"I need to save Israel as a Jewish-majority democratic state. That for me is non-negotiable. That's the Israel that I moved to."
I live in a neighborhood that is within walking distance of Jewish schools and synagogues, so I have more direct contact with Jewish folks than most. I support freedom of religion, and I enjoy living in a diverse neighborhood. It's fun when my neighbors celebrate holidays that are not standard throughout the US, such as Purim. I also work with a lot of Jewish attorneys -- the DC area has a higher-than-average proportion of Jewish residents.
I also oppose Zionism, but I've barely written about this in my LJ, and sometimes when I write about it I make sure to point out that I also oppose any other system where a government has an official religion. I oppose the Church of England; I oppose Buddhism as the state religion of Bhutan, Cambodia, and Sri Lanka (even though I'm Buddhist); I oppose Catholicism as the state religion of Costa Rica (even though I was baptised Catholic); I oppose Islam as the state religion of our US ally Egypt; and I oppose Judaism as the state religion of our US ally Israel.
But I was reading a
transcript of an interview with a Jewish immigrant to Israel, in which they hold a civil debate about the origins of the state and various peace plans that have been floated over the decades ... and this is the immigrant's bottom line, that Israel must remain a Jewish-majority state. Oh, and yet somehow a democracy also.

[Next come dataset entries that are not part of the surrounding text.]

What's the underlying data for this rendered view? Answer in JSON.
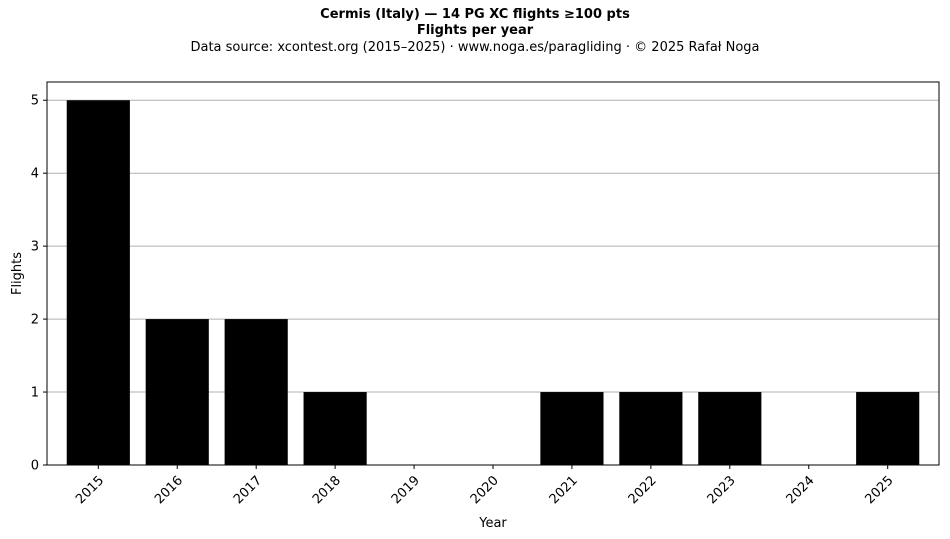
{
  "chart_data": {
    "type": "bar",
    "title": "Cermis (Italy)  —  14 PG XC flights ≥100 pts",
    "title2": "Flights per year",
    "subtitle": "Data source: xcontest.org (2015–2025)  ·  www.noga.es/paragliding  ·  © 2025 Rafał Noga",
    "xlabel": "Year",
    "ylabel": "Flights",
    "categories": [
      "2015",
      "2016",
      "2017",
      "2018",
      "2019",
      "2020",
      "2021",
      "2022",
      "2023",
      "2024",
      "2025"
    ],
    "values": [
      5,
      2,
      2,
      1,
      0,
      0,
      1,
      1,
      1,
      0,
      1
    ],
    "ylim": [
      0,
      5.25
    ],
    "yticks": [
      "0",
      "1",
      "2",
      "3",
      "4",
      "5"
    ],
    "grid": "horizontal",
    "bar_color": "#000000",
    "grid_color": "#b0b0b0"
  }
}
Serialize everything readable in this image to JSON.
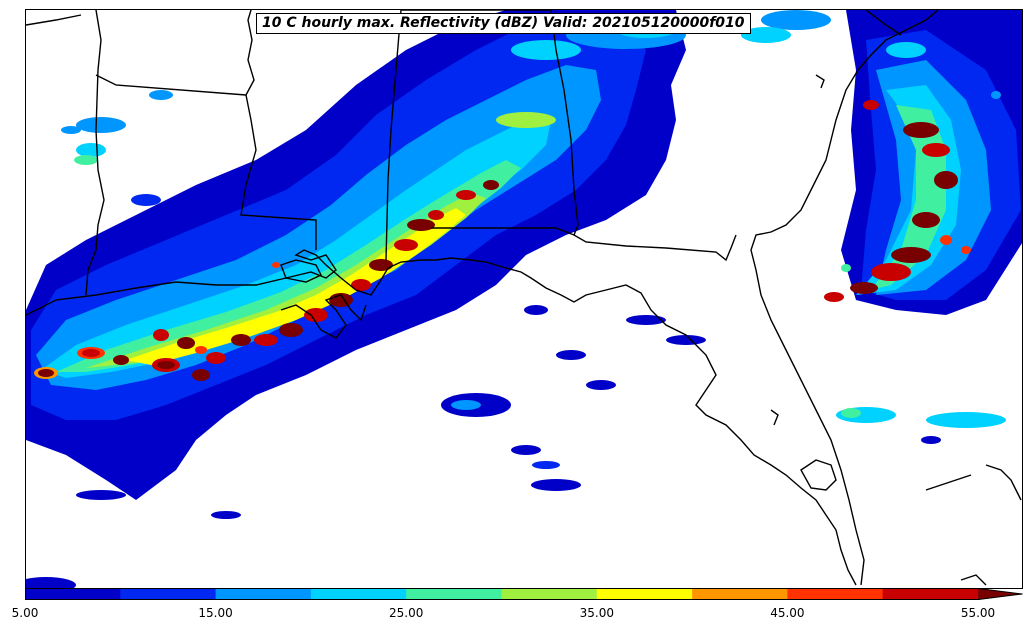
{
  "title": "10 C hourly max. Reflectivity (dBZ) Valid: 202105120000f010",
  "colorbar": {
    "levels": [
      5,
      10,
      15,
      20,
      25,
      30,
      35,
      40,
      45,
      50,
      55,
      60
    ],
    "colors": [
      "#0000c8",
      "#0028f0",
      "#0096ff",
      "#00d2ff",
      "#40f0a0",
      "#a0f040",
      "#ffff00",
      "#ff9600",
      "#ff3200",
      "#c80000",
      "#780000"
    ],
    "tick_labels": [
      "5.00",
      "15.00",
      "25.00",
      "35.00",
      "45.00",
      "55.00"
    ],
    "extend": "max"
  },
  "map": {
    "region": "Southeastern United States and Gulf of Mexico"
  }
}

I've long viewed these two goals as incompatible. I don't think you can have a democracy (much less a liberal democracy) while giving only one group permanent majority status within that state. "Jewish-majority democratic state" is an oxymoron.

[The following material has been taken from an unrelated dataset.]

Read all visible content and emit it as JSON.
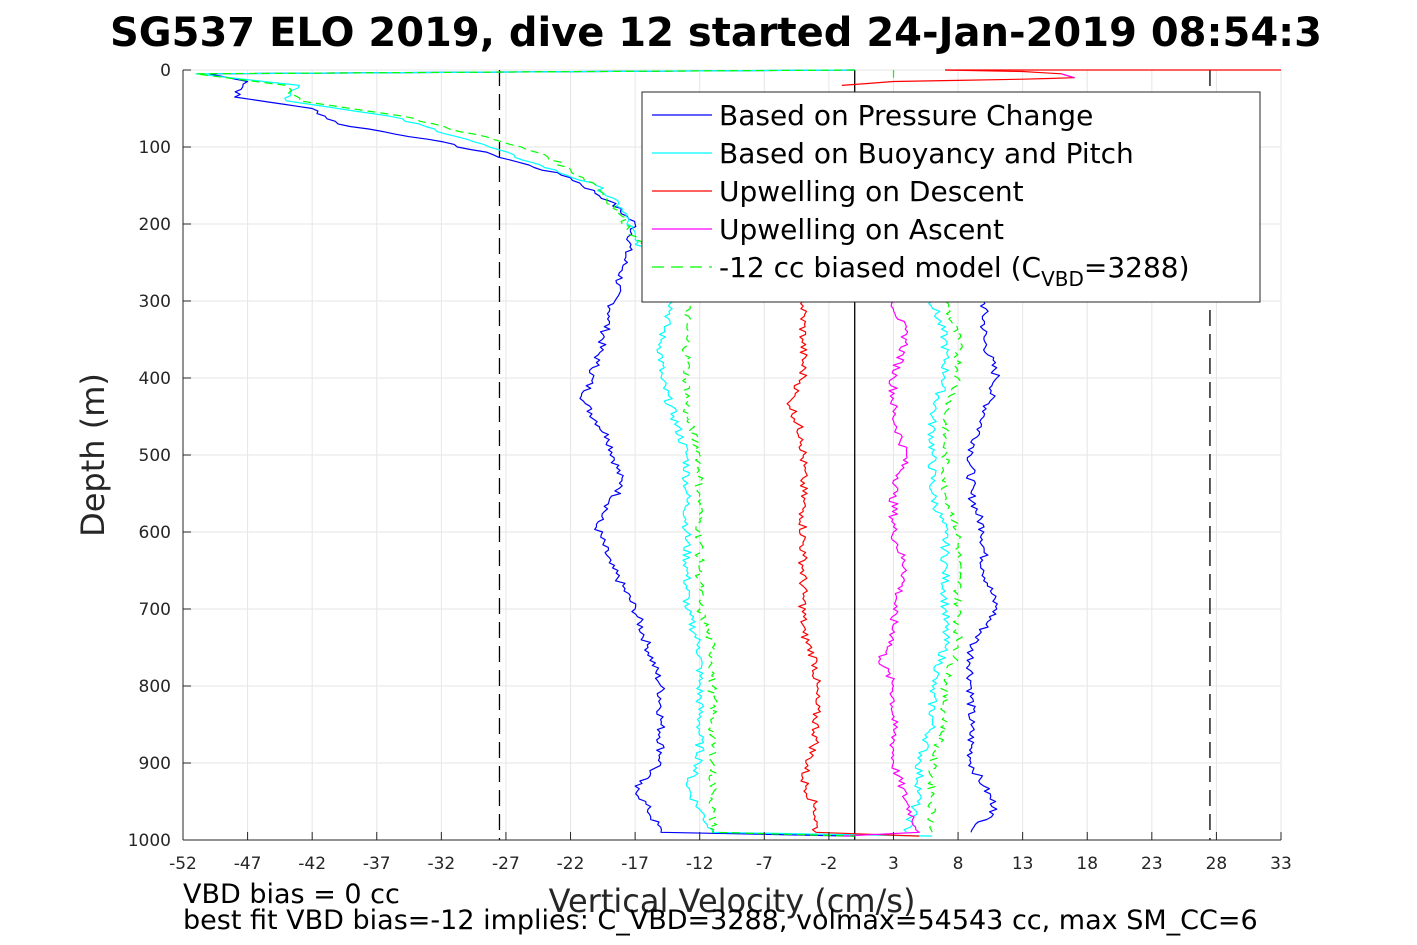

It does remind me of a discussion I had with a Jewish classmate of mine in high school, when I told her that so long as the Jewish people believed they were the special chosen people, so long as they thought they were better than everybody else, they were practically inviting anti-Semitism to be thrown back at them. This doesn't mean I'm anti-Semitic, but this is part of the dynamic of human relationships. Acting like you're "better than" breeds resentment.
But this is not a problem specific to a certain slice of the Jewish people. [It's one of the major problems within the Democratic Party and the Left in the US today.] So many versions of nationalism, ethnicity, and religious faith postulate that We Are #1, and want to control a territory and the people therein based on a brand of Manifest Destiny or Divine Right. Even practitioners of democracy tend to limit membership to their club of voters, certainly to those people who live within a particular set of borders, and then further limiting which residents within those borders may actually vote. I'm not aware of a country that would automatically grant me entry, citizenship, and full voting rights merely for showing up and stepping across their border.
The tragedy of Zionism is that Jewish people have been horribly persecuted around the world for centuries, culminating with the horrors of the Nazi Holocaust, so many of them reasonably want to have their own state for protecting themselves, but instead of choosing an uninhabited, or even lightly inhabited area for this Zionist state, they chose Palestine, where nearly two million people already lived in 1948, and most of them were not Jewish.
In the interview, they discuss the early idea of partitioning Palestine into one Jewish state and one Muslim state, but why should the people who were already there allow themselves to be "partitioned" and made into refugees from their own homes? Of course they didn't want this, and were willing to fight to avoid this. But the Zionists won, repeatedly, and continue to hold Palestine and continue to enforce an undemocratic occupation in which most of the non-Jewish people in Palestine are not allowed to vote in Israeli elections, even though a majority of the people in Palestine are not Jewish.
This "non-negotiable" desire for a Jewish-majority state is depriving most of the non-Jewish people any say in their state, even though most of the people living there are not Jewish.
So, it is difficult for me to "support" the state of Israel or the Zionist movement that animates it. And I'm not anti-Semitic, it is also difficult for me to "support" the state of Egypt or the UK or any other country that has an official religion (or a hereditary monarch LOL).
Israel has a solution staring it in the face -- let everybody in Palestine vote in a truly democratic election. But way too many of the Jewish people in Israel don't consider non-Jewish people to be equivalent to themselves. They want a Jewish-majority "democracy" in a land where most of the people are not Jewish. This was never going to work. It will only work by keeping the non-Jewish majority living in an apartheid state.